Zsolt László Becsey: Hungarian Foreign Trade in 2019-Half-Time Review

English2019. okt 10.Becsey Zsolt

Our first half-year foreign trade data are public, and even summer data are slowly coming to our notice. What thoughts does it provoke in us?

1. The  major challenge of the Hungarian economy for the last  fifty years was how to grow and catch up to the European level while maintaining external and internal macrobalances, ie being competitive meanwhile. Can we avoid a dramatic decline in our external balance paralell with economic growth? In 1973, 1984, and 2002 we failed, accelerating growth led to indebtedness.

Anticyclically, the balance of foreign trade improved in 1995 and 2009 only because of the need to hold back consumption and investment and thus imports and ,accordingly, economic growth.

2. The situation has been better since 2011, as the external trade balance has improved while we have grown, even with the catching-up of the EU average, even with different opinions on its pace. However, in principle, the two new essential elements of external financing, remittances from abroad and the EU's net transfer, have played a significant role not only in external financing since 2010, but may in principle also provide additional heating for imports. However, until 2016, Hungarian foreign trade surplus continued to grow. In addition to extensive economic policy elements (such as additional domestic labour force inclusion), devaluation policy has also helped in this record.

However, these factors are disappearing as the quality of the labour force reserve decreases and devaluation also generates inflation.

3. The foreign trade surplus has been declining since 2016, thus contributing negatively to economic growth. The reason for this is not the modernization deficit, since there is no significant change in the balance of the machinery products, but the deterioration of the balance of processed and energy products (see oil price increase) and stagnation in the foreign trade surplus of agricultural products is a fact.

The total surplus in trade of goods decreased by more than EUR 1 billion in the first half of this year

and is expected to be slightly higher by the end of the year, ie. well below EUR 5 billion. (In 2016 it culminated in the order of EUR 10 billion).

4. There is nothing to worry about our solvency as surplus of the trade in services - mainly thanks to tourism and road transport - reached € 7.5 billion last year, which is expected for this year as well. But according to the current trends, it has reached its peak. Why would it be a problem if the two branches of foreign trade balance start to fall below EUR 10 billion in aggregate? Because that is what we need to counterbalance the other negatíve components in the current account, that is, the net profit withdrawal. Especially, if the growth of the FDI portfolio has recently declined in Hungary.

5. Of course, there is no reason to panic, even in case of the external balance of payments. We have reserves, mainly through EU transfers, even if the current account balance becomes negative. (Of course, a negative current account indicates that we cannot maintain our actual primary external balance keeping momentum with the actual internal consumption and investement).

Even if we hear about more moderate import growth expectaions indices for the coming momths, improving the external balance also requires increasing economic efficiency and labour productivity, as the Competitiveness Council or the MNB (National Bank of Hungary) calls for it. Our terms of trade ratios (that is, how our export and import price  indices -compared to each other -in the world develop) do not improve.

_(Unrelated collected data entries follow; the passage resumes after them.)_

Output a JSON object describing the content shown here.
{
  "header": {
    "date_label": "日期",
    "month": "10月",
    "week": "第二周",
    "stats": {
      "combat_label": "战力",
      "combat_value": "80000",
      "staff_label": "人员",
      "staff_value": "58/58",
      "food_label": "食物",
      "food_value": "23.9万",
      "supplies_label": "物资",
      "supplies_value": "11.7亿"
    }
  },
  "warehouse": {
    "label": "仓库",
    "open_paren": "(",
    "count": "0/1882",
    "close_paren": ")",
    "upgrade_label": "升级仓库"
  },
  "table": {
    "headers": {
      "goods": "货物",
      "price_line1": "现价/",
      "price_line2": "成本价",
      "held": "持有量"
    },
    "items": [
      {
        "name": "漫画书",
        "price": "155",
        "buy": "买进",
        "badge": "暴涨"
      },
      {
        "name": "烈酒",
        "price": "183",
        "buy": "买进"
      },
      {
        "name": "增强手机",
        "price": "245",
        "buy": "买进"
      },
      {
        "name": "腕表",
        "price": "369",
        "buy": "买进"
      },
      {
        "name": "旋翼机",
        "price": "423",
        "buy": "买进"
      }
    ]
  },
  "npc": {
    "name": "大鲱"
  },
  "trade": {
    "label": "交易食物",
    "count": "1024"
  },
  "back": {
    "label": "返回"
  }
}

It worsened by 0.4% in 2017 and 1% last year, and is slightly negative this year.

(No consolation, but that of neither of our Visegrád's partners is any better; of course, everyone is a big importer of the more expensive hydrocarbons.) And a balanced budget, which affects the external balance, helps as well.

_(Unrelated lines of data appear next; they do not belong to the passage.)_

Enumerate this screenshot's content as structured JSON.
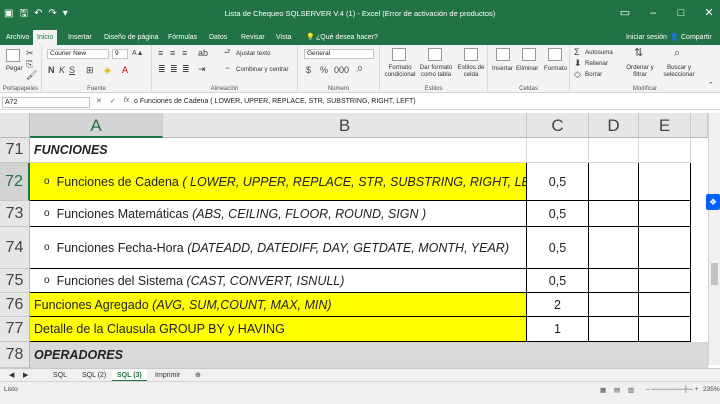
{
  "window": {
    "title": "Lista de Chequeo SQLSERVER V.4 (1) - Excel (Error de activación de productos)"
  },
  "ribbon_tabs": [
    "Archivo",
    "Inicio",
    "Insertar",
    "Diseño de página",
    "Fórmulas",
    "Datos",
    "Revisar",
    "Vista"
  ],
  "tell_me": "¿Qué desea hacer?",
  "account": {
    "signin": "Iniciar sesión",
    "share": "Compartir"
  },
  "ribbon": {
    "paste": "Pegar",
    "clipboard": "Portapapeles",
    "font_name": "Courier New",
    "font_size": "9",
    "font_group": "Fuente",
    "wrap_text": "Ajustar texto",
    "merge_center": "Combinar y centrar",
    "alignment_group": "Alineación",
    "number_format": "General",
    "number_group": "Número",
    "cond_format": "Formato condicional",
    "format_table": "Dar formato como tabla",
    "cell_styles": "Estilos de celda",
    "styles_group": "Estilos",
    "insert": "Insertar",
    "delete": "Eliminar",
    "format": "Formato",
    "cells_group": "Celdas",
    "autosum": "Autosuma",
    "fill": "Rellenar",
    "clear": "Borrar",
    "sort_filter": "Ordenar y filtrar",
    "find_select": "Buscar y seleccionar",
    "editing_group": "Modificar"
  },
  "formula_bar": {
    "name_box": "A72",
    "formula": "o  Funciones de Cadena ( LOWER, UPPER, REPLACE, STR, SUBSTRING, RIGHT, LEFT)"
  },
  "columns": [
    "A",
    "B",
    "C",
    "D",
    "E"
  ],
  "rows": [
    {
      "num": "71",
      "label": "FUNCIONES",
      "value": ""
    },
    {
      "num": "72",
      "label": "Funciones de Cadena",
      "detail": "( LOWER, UPPER, REPLACE, STR, SUBSTRING, RIGHT, LEFT)",
      "value": "0,5"
    },
    {
      "num": "73",
      "label": "Funciones Matemáticas",
      "detail": "(ABS, CEILING, FLOOR,  ROUND, SIGN )",
      "value": "0,5"
    },
    {
      "num": "74",
      "label": "Funciones Fecha-Hora",
      "detail": "(DATEADD, DATEDIFF, DAY, GETDATE, MONTH, YEAR)",
      "value": "0,5"
    },
    {
      "num": "75",
      "label": "Funciones del Sistema",
      "detail": "(CAST, CONVERT, ISNULL)",
      "value": "0,5"
    },
    {
      "num": "76",
      "label": "Funciones Agregado",
      "detail": "(AVG, SUM,COUNT, MAX, MIN)",
      "value": "2"
    },
    {
      "num": "77",
      "label": "Detalle de la Clausula GROUP BY y HAVING",
      "value": "1"
    },
    {
      "num": "78",
      "label": "OPERADORES",
      "value": ""
    }
  ],
  "bullet": "o",
  "sheets": [
    "SQL",
    "SQL (2)",
    "SQL (3)",
    "Imprimir"
  ],
  "status": {
    "ready": "Listo",
    "zoom": "235%"
  }
}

6. It is now time to start a significant increase in the export of domestically owned firms and capital outflows, as the Prime Minister has recently indicated. To do this, it is not a matter of seeking the favour of the incoming FDI, but of raising domestic processing levels. 

7. How do our foreign trade stands geographically?

In spite of the big predictions, our export growth this year was also based on the EU, especially Germany, where Hungarian exports increased by more than 3% even in the first half of the year.

And if there's a problem in Gemany, here is the same. Brexit plays a prominent role in Hungary's foreign trade, as Albion is a prominent player in our trade of goods and especially in the export of services. (Some forecasts indicate a maximum GDP decline of half a percent for us in the short term, in the case of a Brexit without a deal, which may be dampening, but we are already constating a decline in exports.)

What about the BRICS, especially China? As we have no significant direct capital and production chain relationship with them, and China has turned economically inward, their general imports are only increasing by a few percent per year (and Hungary’s exports will fall sharply this year), for a few years we cannot count with them as a breakout point. Export to Russia has also fallen, and that of the US -involved in trade wars -is not expanding, so there is no major import growth trend in our main distant export markets. In this case, the Central European region and the surrounding states associated to the EU remain stable breakourt points.

8. Can there be difficulties in, let us say, two years? Yes, if we do not treat foreign markets in accordance with reality. Money from the EU could generate 2-2.5% of economic growth with a sustained external balance of payments, but hardly more without additional productivity growth. Of course, this is a much more favourable situation than when the external balance of our country was shaken at the historical points indicated at the beginning of this article. Such a menace may not be threatening now.